I had a similar case where I'm offloading TLS on the ELB and then sending traffic to port 80 with plain HTTP. I'm always getting the 302 code from the ELB.
You can change the status code for the target group and specify the success code as 302, but I don't think that is a very good idea. Since you may encounter a different status code if you changed some configuration in your Apache or htaccess files which may cause your instance to put out of service. The goal of Health Check is identify faulty servers and remove them from the production environment.

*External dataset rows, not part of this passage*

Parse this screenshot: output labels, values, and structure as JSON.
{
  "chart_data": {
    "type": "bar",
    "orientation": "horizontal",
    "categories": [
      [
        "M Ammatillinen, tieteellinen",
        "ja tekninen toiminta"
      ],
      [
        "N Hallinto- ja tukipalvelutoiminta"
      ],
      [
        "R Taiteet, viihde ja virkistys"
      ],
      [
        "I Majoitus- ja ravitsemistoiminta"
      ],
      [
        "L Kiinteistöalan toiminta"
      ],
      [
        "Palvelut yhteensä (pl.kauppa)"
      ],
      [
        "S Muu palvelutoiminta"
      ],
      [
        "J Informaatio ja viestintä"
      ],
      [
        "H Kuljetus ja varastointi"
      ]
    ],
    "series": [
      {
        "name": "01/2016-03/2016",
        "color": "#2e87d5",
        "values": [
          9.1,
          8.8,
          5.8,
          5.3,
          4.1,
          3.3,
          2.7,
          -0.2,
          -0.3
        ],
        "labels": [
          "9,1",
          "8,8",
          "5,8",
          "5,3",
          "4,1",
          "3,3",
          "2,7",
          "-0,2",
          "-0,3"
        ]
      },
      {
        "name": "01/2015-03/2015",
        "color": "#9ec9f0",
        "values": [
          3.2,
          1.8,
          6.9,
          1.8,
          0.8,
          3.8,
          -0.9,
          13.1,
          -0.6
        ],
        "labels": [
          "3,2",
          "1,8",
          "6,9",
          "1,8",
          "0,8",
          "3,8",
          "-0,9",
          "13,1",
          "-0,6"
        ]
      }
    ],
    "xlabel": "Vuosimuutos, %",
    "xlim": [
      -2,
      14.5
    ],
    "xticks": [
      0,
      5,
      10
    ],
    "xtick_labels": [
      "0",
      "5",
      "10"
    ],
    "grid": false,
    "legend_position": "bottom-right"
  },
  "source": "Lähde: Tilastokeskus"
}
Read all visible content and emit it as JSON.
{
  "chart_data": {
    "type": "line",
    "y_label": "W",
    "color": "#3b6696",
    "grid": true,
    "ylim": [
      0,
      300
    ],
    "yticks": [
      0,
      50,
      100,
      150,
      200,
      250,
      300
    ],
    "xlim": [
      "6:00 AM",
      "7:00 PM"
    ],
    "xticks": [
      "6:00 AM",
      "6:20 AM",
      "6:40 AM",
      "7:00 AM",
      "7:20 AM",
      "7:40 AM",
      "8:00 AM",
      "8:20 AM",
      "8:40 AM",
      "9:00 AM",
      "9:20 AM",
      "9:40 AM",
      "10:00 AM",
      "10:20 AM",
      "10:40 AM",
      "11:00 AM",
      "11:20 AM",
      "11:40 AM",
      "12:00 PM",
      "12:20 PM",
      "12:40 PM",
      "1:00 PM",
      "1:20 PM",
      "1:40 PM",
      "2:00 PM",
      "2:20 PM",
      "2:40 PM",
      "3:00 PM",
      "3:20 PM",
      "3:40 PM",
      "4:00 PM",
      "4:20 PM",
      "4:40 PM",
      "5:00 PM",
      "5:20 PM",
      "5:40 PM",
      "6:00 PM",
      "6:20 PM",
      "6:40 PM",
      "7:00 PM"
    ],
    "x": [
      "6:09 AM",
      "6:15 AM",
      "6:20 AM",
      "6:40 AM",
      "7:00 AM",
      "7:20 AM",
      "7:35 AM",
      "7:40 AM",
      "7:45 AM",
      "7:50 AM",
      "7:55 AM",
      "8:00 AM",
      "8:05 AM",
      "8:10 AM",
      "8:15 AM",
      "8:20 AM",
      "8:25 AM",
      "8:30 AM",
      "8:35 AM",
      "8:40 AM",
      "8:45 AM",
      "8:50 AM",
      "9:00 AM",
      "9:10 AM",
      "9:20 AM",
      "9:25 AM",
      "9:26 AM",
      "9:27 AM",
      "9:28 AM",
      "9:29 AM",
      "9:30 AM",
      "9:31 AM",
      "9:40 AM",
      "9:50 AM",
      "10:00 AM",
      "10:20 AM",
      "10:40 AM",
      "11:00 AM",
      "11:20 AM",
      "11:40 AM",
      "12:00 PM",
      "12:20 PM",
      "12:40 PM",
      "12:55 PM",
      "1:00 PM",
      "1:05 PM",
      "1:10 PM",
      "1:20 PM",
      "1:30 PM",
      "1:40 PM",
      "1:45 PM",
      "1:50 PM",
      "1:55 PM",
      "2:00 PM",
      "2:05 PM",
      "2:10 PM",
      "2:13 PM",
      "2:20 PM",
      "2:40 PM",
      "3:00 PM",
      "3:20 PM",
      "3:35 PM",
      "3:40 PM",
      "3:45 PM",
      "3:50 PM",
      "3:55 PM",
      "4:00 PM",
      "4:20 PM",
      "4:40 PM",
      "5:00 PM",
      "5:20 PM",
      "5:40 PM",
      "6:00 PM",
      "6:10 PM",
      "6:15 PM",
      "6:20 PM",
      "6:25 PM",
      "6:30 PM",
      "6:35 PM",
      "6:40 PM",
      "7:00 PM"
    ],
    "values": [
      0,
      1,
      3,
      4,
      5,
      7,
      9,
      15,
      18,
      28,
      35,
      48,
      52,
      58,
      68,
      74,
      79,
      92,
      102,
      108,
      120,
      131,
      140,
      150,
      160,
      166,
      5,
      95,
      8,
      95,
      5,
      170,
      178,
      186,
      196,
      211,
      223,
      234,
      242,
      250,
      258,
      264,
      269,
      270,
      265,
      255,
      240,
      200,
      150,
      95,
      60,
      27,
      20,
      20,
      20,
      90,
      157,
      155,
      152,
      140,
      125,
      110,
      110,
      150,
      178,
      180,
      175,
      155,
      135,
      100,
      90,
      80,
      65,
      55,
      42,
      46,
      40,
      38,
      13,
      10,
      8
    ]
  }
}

This solution worked great for me: https://mcmap.net/q/538025/-rewrite-rule-to-return-status-200-for-certain-urls
Cited below with more explanation:
Enable the mod_rewrite module. In most Linux distros it's enabled by default when you install Apache. But check for it anyway. Check this: https://mcmap.net/q/73485/-how-to-enable-mod_rewrite-for-apache-2-2
LoadModule rewrite_module modules/mod_rewrite.so
and then add the following to your virtual host.
ErrorDocument 200 "ok"
RewriteEngine On
RewriteRule "/AWS-HEALTH-CHECK-URL" - [R=200]
AWS-HEALTH-CHECK-URL is the one you specify in the health check settings.
This solution will always return 200 code that specific URL as long as your server is active and serving requests.